Stratton's Independence v. Howbert, 231 U.
S. 399,
231 U. S. 415;
Doyle v. Mitchell Brothers Co., 247 U.
S. 179,
247 U. S. 185;
Eisner v. Macomber, 252 U. S. 189,
252 U. S. 207.
And that definition has been adhered to and applied repeatedly.
See, e.g., Merchants' L. & T. Co. v. Smietanka, supra;
255 U. S. 518;
Goodrich v. Edwards, 255 U. S. 527,
255 U. S. 535;
United States v. Phellis,
257 U. S. 156,
257 U. S.
169; Miles v. Safe Deposit Co.,
259 U.
S. 247, 259 U. S.
252-253; United States v. Supplee-Biddle
Co., 265 U. S. 189,
265 U. S. 194;
Irwin v. Gavit, 268 U. S. 161,
268 U. S. 167;
Edwards v.
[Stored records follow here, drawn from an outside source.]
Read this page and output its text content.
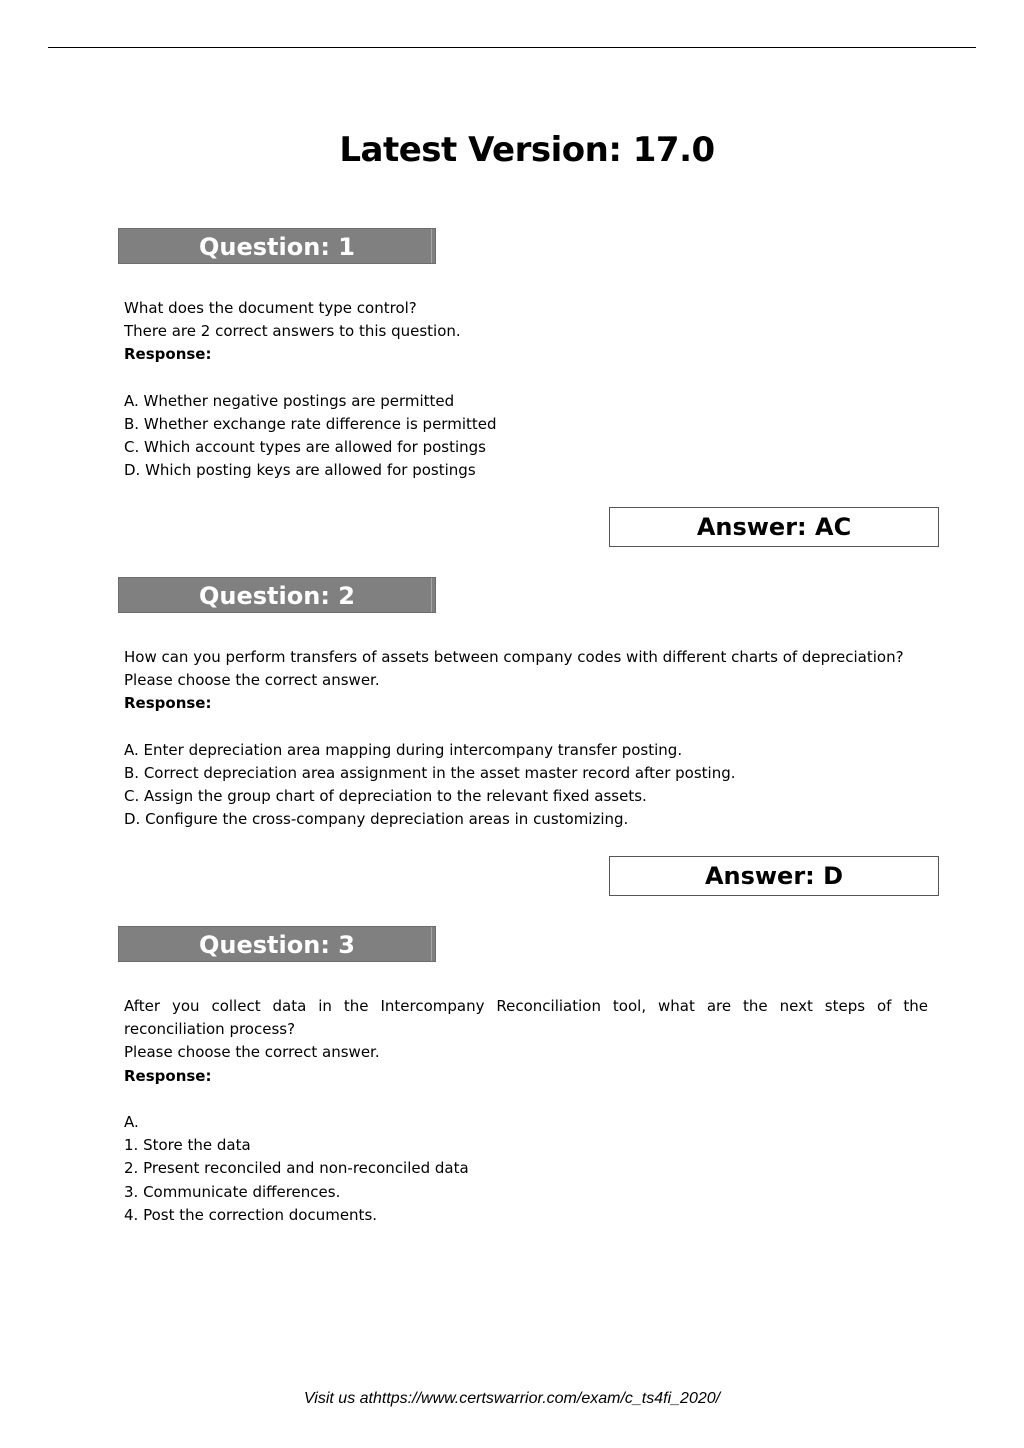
Latest Version: 17.0
Question: 1
What does the document type control?
There are 2 correct answers to this question.
Response:
A. Whether negative postings are permitted
B. Whether exchange rate difference is permitted
C. Which account types are allowed for postings
D. Which posting keys are allowed for postings
Answer: AC
Question: 2
How can you perform transfers of assets between company codes with different charts of depreciation?
Please choose the correct answer.
Response:
A. Enter depreciation area mapping during intercompany transfer posting.
B. Correct depreciation area assignment in the asset master record after posting.
C. Assign the group chart of depreciation to the relevant fixed assets.
D. Configure the cross-company depreciation areas in customizing.
Answer: D
Question: 3
After you collect data in the Intercompany Reconciliation tool, what are the next steps of the
reconciliation process?
Please choose the correct answer.
Response:
A.
1. Store the data
2. Present reconciled and non-reconciled data
3. Communicate differences.
4. Post the correction documents.
Visit us athttps://www.certswarrior.com/exam/c_ts4fi_2020/
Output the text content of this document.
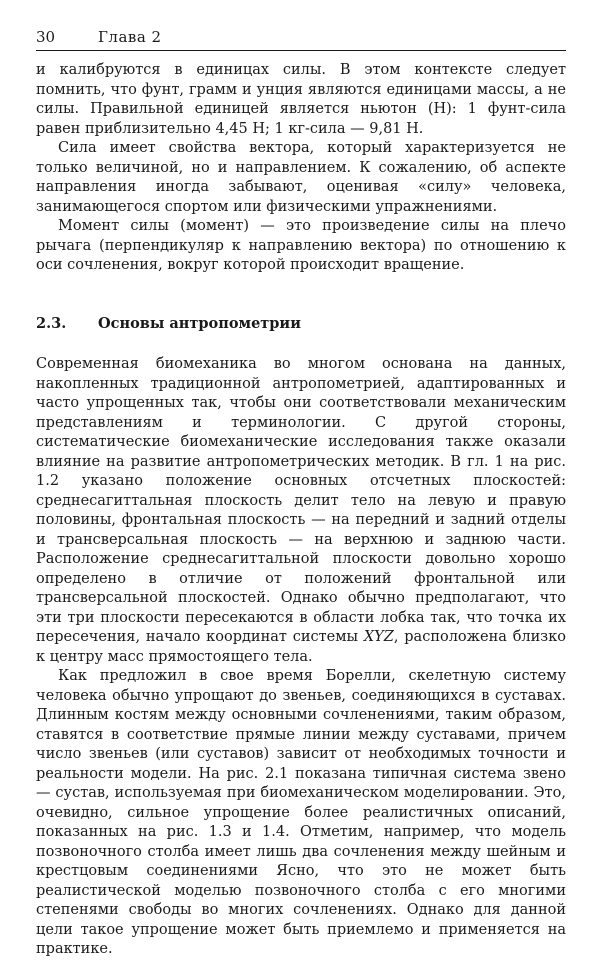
30	Глава 2

и калибруются в единицах силы. В этом контексте следует помнить, что фунт, грамм и унция являются единицами массы, а не силы. Правильной единицей является ньютон (Н): 1 фунт-сила равен приблизительно 4,45 Н; 1 кг-сила — 9,81 Н.

Сила имеет свойства вектора, который характеризуется не только величиной, но и направлением. К сожалению, об аспекте направления иногда забывают, оценивая «силу» человека, занимающегося спортом или физическими упражнениями.

Момент силы (момент) — это произведение силы на плечо рычага (перпендикуляр к направлению вектора) по отношению к оси сочленения, вокруг которой происходит вращение.

2.3.	Основы антропометрии

Современная биомеханика во многом основана на данных, накопленных традиционной антропометрией, адаптированных и часто упрощенных так, чтобы они соответствовали механическим представлениям и терминологии. С другой стороны, систематические биомеханические исследования также оказали влияние на развитие антропометрических методик. В гл. 1 на рис. 1.2 указано положение основных отсчетных плоскостей: среднесагиттальная плоскость делит тело на левую и правую половины, фронтальная плоскость — на передний и задний отделы и трансверсальная плоскость — на верхнюю и заднюю части. Расположение среднесагиттальной плоскости довольно хорошо определено в отличие от положений фронтальной или трансверсальной плоскостей. Однако обычно предполагают, что эти три плоскости пересекаются в области лобка так, что точка их пересечения, начало координат системы XYZ, расположена близко к центру масс прямостоящего тела.

Как предложил в свое время Борелли, скелетную систему человека обычно упрощают до звеньев, соединяющихся в суставах. Длинным костям между основными сочленениями, таким образом, ставятся в соответствие прямые линии между суставами, причем число звеньев (или суставов) зависит от необходимых точности и реальности модели. На рис. 2.1 показана типичная система звено — сустав, используемая при биомеханическом моделировании. Это, очевидно, сильное упрощение более реалистичных описаний, показанных на рис. 1.3 и 1.4. Отметим, например, что модель позвоночного столба имеет лишь два сочленения между шейным и крестцовым соединениями Ясно, что это не может быть реалистической моделью позвоночного столба с его многими степенями свободы во многих сочленениях. Однако для данной цели такое упрощение может быть приемлемо и применяется на практике.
Cuba Railroad, 268 U.
S. 628,
268 U. S. 633. In
determining what constitutes income, substance rather than form is
to be given controlling weight.
Eisner v. Macomber, supra,
252 U. S.
206.
Page 271 U. S. 175
The transaction here in question did not result in gain from
capital and labor, or from either of them, or in profit gained
through the sale or conversion of capital. The essential facts set
forth in the complaint are the loans in 1911, 1912, and 1913, the
loss in 1913 to 1918 of the moneys borrowed, the excess of such
losses over income by more than the item here in controversy, and
payment in the equivalent of marks greatly depreciated in value.
The result of the whole transaction was a loss.
Plaintiff in error insists that, in substance and effect, the
transaction was a "short sale" of marks resulting in gain to
defendant in error. But there is no similarity between what was
done and such a venture. A short seller borrows what he sells, and
the purchase price goes to the lender and is retained as security
for repayment. The seller receives nothing until he repays the
loan. Such a transaction would not meet the requirements of
defendant in error. It needed the money for use and received the
amount borrowed and expended it.
The contention that the item in question is cash gain disregards
the fact that the borrowed money was lost, and that the excess of
such loss over income was more than the amount borrowed. When the
loans were made and notes given, the assets and liabilities of
defendant in error were increased alike. The loss of the money
borrowed wiped out the increase of assets, but the liability
remained. The assets were further diminished by payment of the
debt. The loss was less than it would have been if marks had not
declined in value; but the mere diminution of loss is not gain,
profit, or income.
Judgment affirmed.
MR. JUSTICE BRANDEIS concurs in the result.